This is my first maple guitar – a small plantilla Bouchet braced spruce top. At the first touch, maple is not that attractive for a guitar maker. It is difficult to plane, bend, and keep clean. Workmanship mistakes are impossible to hide, but at least there are no pores to fill. Other than looks, it does not excel structurally. It is not very dense (helping power and projection) but not very light either (giving a spontaneous, airy and lively sound like cypress). If you want to leave some meat and weight into it, it is too stiff (here the flames actually help) The taptone is dull, suggesting a dry sound lacking overtones. And yet this is the wood of choice for bowed instruments, but those have a lot more energy at disposal and something that filters the power is a good idea. A violin with a cedar top, or rosewood body, would likely sound way too scratchy and metallic.

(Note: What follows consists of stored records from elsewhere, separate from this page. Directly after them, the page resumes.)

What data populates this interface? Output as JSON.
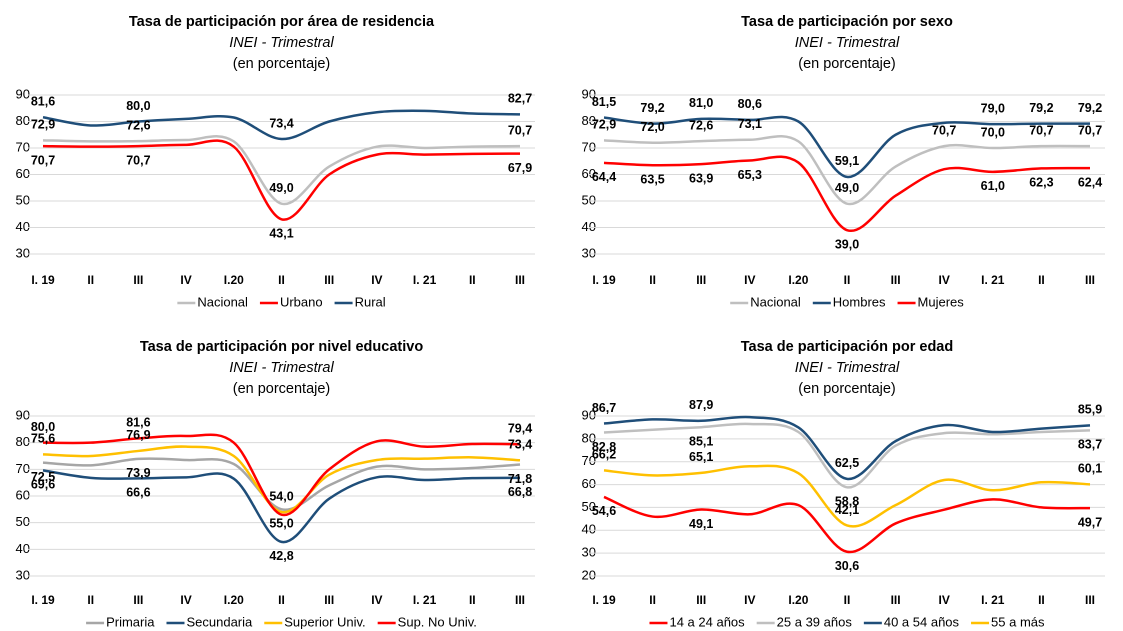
{
  "chart_data": [
    {
      "type": "line",
      "title": "Tasa de participación por área de residencia",
      "subtitle": "INEI - Trimestral",
      "unit": "(en porcentaje)",
      "categories": [
        "I. 19",
        "II",
        "III",
        "IV",
        "I.20",
        "II",
        "III",
        "IV",
        "I. 21",
        "II",
        "III"
      ],
      "ylim": [
        30,
        90
      ],
      "yticks": [
        30,
        40,
        50,
        60,
        70,
        80,
        90
      ],
      "grid": true,
      "series": [
        {
          "name": "Nacional",
          "color": "#bfbfbf",
          "values": [
            72.9,
            72.5,
            72.6,
            73.0,
            72.5,
            49.0,
            63.0,
            70.5,
            70.0,
            70.5,
            70.7
          ],
          "value_labels": [
            "72,9",
            null,
            "72,6",
            null,
            null,
            "49,0",
            null,
            null,
            null,
            null,
            "70,7"
          ]
        },
        {
          "name": "Urbano",
          "color": "#ff0000",
          "values": [
            70.7,
            70.5,
            70.7,
            71.2,
            70.5,
            43.1,
            60.0,
            67.5,
            67.5,
            67.8,
            67.9
          ],
          "value_labels": [
            "70,7",
            null,
            "70,7",
            null,
            null,
            "43,1",
            null,
            null,
            null,
            null,
            "67,9"
          ]
        },
        {
          "name": "Rural",
          "color": "#1f4e79",
          "values": [
            81.6,
            78.5,
            80.0,
            81.0,
            81.5,
            73.4,
            80.0,
            83.5,
            84.0,
            83.0,
            82.7
          ],
          "value_labels": [
            "81,6",
            null,
            "80,0",
            null,
            null,
            "73,4",
            null,
            null,
            null,
            null,
            "82,7"
          ]
        }
      ]
    },
    {
      "type": "line",
      "title": "Tasa de participación por sexo",
      "subtitle": "INEI - Trimestral",
      "unit": "(en porcentaje)",
      "categories": [
        "I. 19",
        "II",
        "III",
        "IV",
        "I.20",
        "II",
        "III",
        "IV",
        "I. 21",
        "II",
        "III"
      ],
      "ylim": [
        30,
        90
      ],
      "yticks": [
        30,
        40,
        50,
        60,
        70,
        80,
        90
      ],
      "grid": true,
      "series": [
        {
          "name": "Nacional",
          "color": "#bfbfbf",
          "values": [
            72.9,
            72.0,
            72.6,
            73.1,
            72.5,
            49.0,
            63.0,
            70.7,
            70.0,
            70.7,
            70.7
          ],
          "value_labels": [
            "72,9",
            "72,0",
            "72,6",
            "73,1",
            null,
            "49,0",
            null,
            "70,7",
            "70,0",
            "70,7",
            "70,7"
          ]
        },
        {
          "name": "Hombres",
          "color": "#1f4e79",
          "values": [
            81.5,
            79.2,
            81.0,
            80.6,
            80.0,
            59.1,
            75.0,
            79.5,
            79.0,
            79.2,
            79.2
          ],
          "value_labels": [
            "81,5",
            "79,2",
            "81,0",
            "80,6",
            null,
            "59,1",
            null,
            null,
            "79,0",
            "79,2",
            "79,2"
          ]
        },
        {
          "name": "Mujeres",
          "color": "#ff0000",
          "values": [
            64.4,
            63.5,
            63.9,
            65.3,
            64.5,
            39.0,
            52.0,
            62.0,
            61.0,
            62.3,
            62.4
          ],
          "value_labels": [
            "64,4",
            "63,5",
            "63,9",
            "65,3",
            null,
            "39,0",
            null,
            null,
            "61,0",
            "62,3",
            "62,4"
          ]
        }
      ]
    },
    {
      "type": "line",
      "title": "Tasa de participación por nivel educativo",
      "subtitle": "INEI - Trimestral",
      "unit": "(en porcentaje)",
      "categories": [
        "I. 19",
        "II",
        "III",
        "IV",
        "I.20",
        "II",
        "III",
        "IV",
        "I. 21",
        "II",
        "III"
      ],
      "ylim": [
        30,
        90
      ],
      "yticks": [
        30,
        40,
        50,
        60,
        70,
        80,
        90
      ],
      "grid": true,
      "series": [
        {
          "name": "Primaria",
          "color": "#a6a6a6",
          "values": [
            72.5,
            71.5,
            73.9,
            73.5,
            72.0,
            55.0,
            64.0,
            71.0,
            70.0,
            70.5,
            71.8
          ],
          "value_labels": [
            "72,5",
            null,
            "73,9",
            null,
            null,
            "55,0",
            null,
            null,
            null,
            null,
            "71,8"
          ]
        },
        {
          "name": "Secundaria",
          "color": "#1f4e79",
          "values": [
            69.6,
            66.8,
            66.6,
            67.0,
            66.5,
            42.8,
            59.0,
            67.0,
            66.0,
            66.7,
            66.8
          ],
          "value_labels": [
            "69,6",
            null,
            "66,6",
            null,
            null,
            "42,8",
            null,
            null,
            null,
            null,
            "66,8"
          ]
        },
        {
          "name": "Superior Univ.",
          "color": "#ffc000",
          "values": [
            75.6,
            75.0,
            76.9,
            78.5,
            75.0,
            54.0,
            68.0,
            73.5,
            74.0,
            74.5,
            73.4
          ],
          "value_labels": [
            "75,6",
            null,
            "76,9",
            null,
            null,
            "54,0",
            null,
            null,
            null,
            null,
            "73,4"
          ]
        },
        {
          "name": "Sup. No Univ.",
          "color": "#ff0000",
          "values": [
            80.0,
            80.0,
            81.6,
            82.5,
            80.0,
            53.0,
            70.0,
            80.5,
            78.5,
            79.5,
            79.4
          ],
          "value_labels": [
            "80,0",
            null,
            "81,6",
            null,
            null,
            null,
            null,
            null,
            null,
            null,
            "79,4"
          ]
        }
      ]
    },
    {
      "type": "line",
      "title": "Tasa de participación por edad",
      "subtitle": "INEI - Trimestral",
      "unit": "(en porcentaje)",
      "categories": [
        "I. 19",
        "II",
        "III",
        "IV",
        "I.20",
        "II",
        "III",
        "IV",
        "I. 21",
        "II",
        "III"
      ],
      "ylim": [
        20,
        90
      ],
      "yticks": [
        20,
        30,
        40,
        50,
        60,
        70,
        80,
        90
      ],
      "grid": true,
      "series": [
        {
          "name": "14 a 24 años",
          "color": "#ff0000",
          "values": [
            54.6,
            46.0,
            49.1,
            47.0,
            51.0,
            30.6,
            43.0,
            49.0,
            53.5,
            50.0,
            49.7
          ],
          "value_labels": [
            "54,6",
            null,
            "49,1",
            null,
            null,
            "30,6",
            null,
            null,
            null,
            null,
            "49,7"
          ]
        },
        {
          "name": "25 a 39 años",
          "color": "#bfbfbf",
          "values": [
            82.8,
            84.0,
            85.1,
            86.5,
            83.0,
            58.8,
            77.0,
            82.5,
            82.0,
            83.0,
            83.7
          ],
          "value_labels": [
            "82,8",
            null,
            "85,1",
            null,
            null,
            "58,8",
            null,
            null,
            null,
            null,
            "83,7"
          ]
        },
        {
          "name": "40 a 54 años",
          "color": "#1f4e79",
          "values": [
            86.7,
            88.5,
            87.9,
            89.5,
            85.0,
            62.5,
            79.0,
            86.0,
            83.0,
            84.5,
            85.9
          ],
          "value_labels": [
            "86,7",
            null,
            "87,9",
            null,
            null,
            "62,5",
            null,
            null,
            null,
            null,
            "85,9"
          ]
        },
        {
          "name": "55 a más",
          "color": "#ffc000",
          "values": [
            66.2,
            64.0,
            65.1,
            68.0,
            65.0,
            42.1,
            51.0,
            62.0,
            57.5,
            61.0,
            60.1
          ],
          "value_labels": [
            "66,2",
            null,
            "65,1",
            null,
            null,
            "42,1",
            null,
            null,
            null,
            null,
            "60,1"
          ]
        }
      ]
    }
  ]
}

To my great surprise, the guitar turned out very well and this has become one of my favorite tonewoods. The color is not dry and simple, but just clean and pure. In comparison, rosewood almost sounds too cluttered and dark. There are plenty of overtones but discrete, not in-your-face. Trebles are clear and pure, and also can sound sweet (like cypress), something I can hardly hear in rosewoods. The sound is overall open and loud, more open and direct than on a similarly new rosewood. The clean and direct tone makes bad playing more evident than on rosewood.
Raw sample without varnish, nylon strings
Specs:
-Austrian spruce soundboard, Bouchet bracing, 650mm scale
-Bosnian flamed maple back, sides and secondary headplate
-Madagascar rosewood headplate, neck spine and bridge
-Spanish cedar neck with ebony fingerboard
-Indian rosewood binding with bloodwood and maple back and sides purfling.